Ker was pardoned or given an individual remission for his part in the events at Holyrood on 24 December 1566. A large number of those present at the palace on 9 March or suspected of involvement were included in a general remission made on the same day and issued at Stirling Castle. Ker's remission was similarly worded to that of William White, a shoemaker in the Canongate.

== Battle of Langside ==
Ker is said to fought against Mary's forces at the battle of Langside in 1568, and been taken prisoner by the Clan Eliot. He was held for a time at the house of the Laird of Whitehaugh in Liddesdale. Two accounts of the battle say that he was badly injured.

== Elizabeth Johnston and Margaret Stewart ==
Andrew Ker was first married to Elizabeth Johnston, a daughter of Andrew Johnstone of Elphinstone. Her brother James Johnston was also a conspirator at the murder of Rizzio. The eldest daughter of Andrew and Elizabeth, Margaret Ker, is said to have been known as "Little Ker of Faldonside".

In January 1574, he married Margaret Stewart, the widow of the kirk minister John Knox.
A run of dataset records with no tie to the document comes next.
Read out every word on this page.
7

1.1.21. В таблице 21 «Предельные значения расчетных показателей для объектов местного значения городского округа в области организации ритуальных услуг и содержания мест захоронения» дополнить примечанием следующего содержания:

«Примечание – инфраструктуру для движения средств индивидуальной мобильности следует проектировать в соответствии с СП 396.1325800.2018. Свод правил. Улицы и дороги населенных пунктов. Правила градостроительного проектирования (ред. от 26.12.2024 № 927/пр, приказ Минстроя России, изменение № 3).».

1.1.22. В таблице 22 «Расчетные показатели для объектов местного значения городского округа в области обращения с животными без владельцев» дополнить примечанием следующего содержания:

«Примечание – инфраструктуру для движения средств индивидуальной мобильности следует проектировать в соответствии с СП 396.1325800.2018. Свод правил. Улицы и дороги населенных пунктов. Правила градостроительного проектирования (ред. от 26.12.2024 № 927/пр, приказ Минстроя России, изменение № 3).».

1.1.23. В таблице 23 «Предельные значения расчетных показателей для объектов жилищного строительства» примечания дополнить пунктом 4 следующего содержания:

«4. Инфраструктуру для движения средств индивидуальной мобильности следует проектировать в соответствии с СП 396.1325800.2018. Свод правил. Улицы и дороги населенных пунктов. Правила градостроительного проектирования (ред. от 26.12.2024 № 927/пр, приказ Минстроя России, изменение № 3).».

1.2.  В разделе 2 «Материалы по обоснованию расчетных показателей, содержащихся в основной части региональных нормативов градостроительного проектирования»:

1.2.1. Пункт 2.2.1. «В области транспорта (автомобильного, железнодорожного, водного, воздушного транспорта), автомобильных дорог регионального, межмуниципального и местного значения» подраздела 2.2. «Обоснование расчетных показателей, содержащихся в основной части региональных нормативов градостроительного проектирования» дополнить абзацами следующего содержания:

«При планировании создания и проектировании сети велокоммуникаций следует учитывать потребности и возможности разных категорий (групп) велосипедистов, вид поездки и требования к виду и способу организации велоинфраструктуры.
It was not usual for women in early modern Scotland in Scotland to change their surnames when they married.

Hume Castle was garrisoned by Regent Morton in 1574 and Ker was involved in paying the soldiers. He was involved with other members of the wider Ker family, including Walter Ker of Cessford, in border administration.

He died on 19 December 1598. His children included John Ker, who was minister of Salt Pans, now called Prestonpans. His date of death is recorded in his will, which was registered in July 1599. He appointed Margaret Stewart to be his executor. The will details the farm stock at Faldonside. He left legacies to Grissel Ker, a daughter of his son David Ker, to his daughter Marie Ker, and to his servant James Ker. Some payments of meal called "hynd bolls" were owed to his shepherds.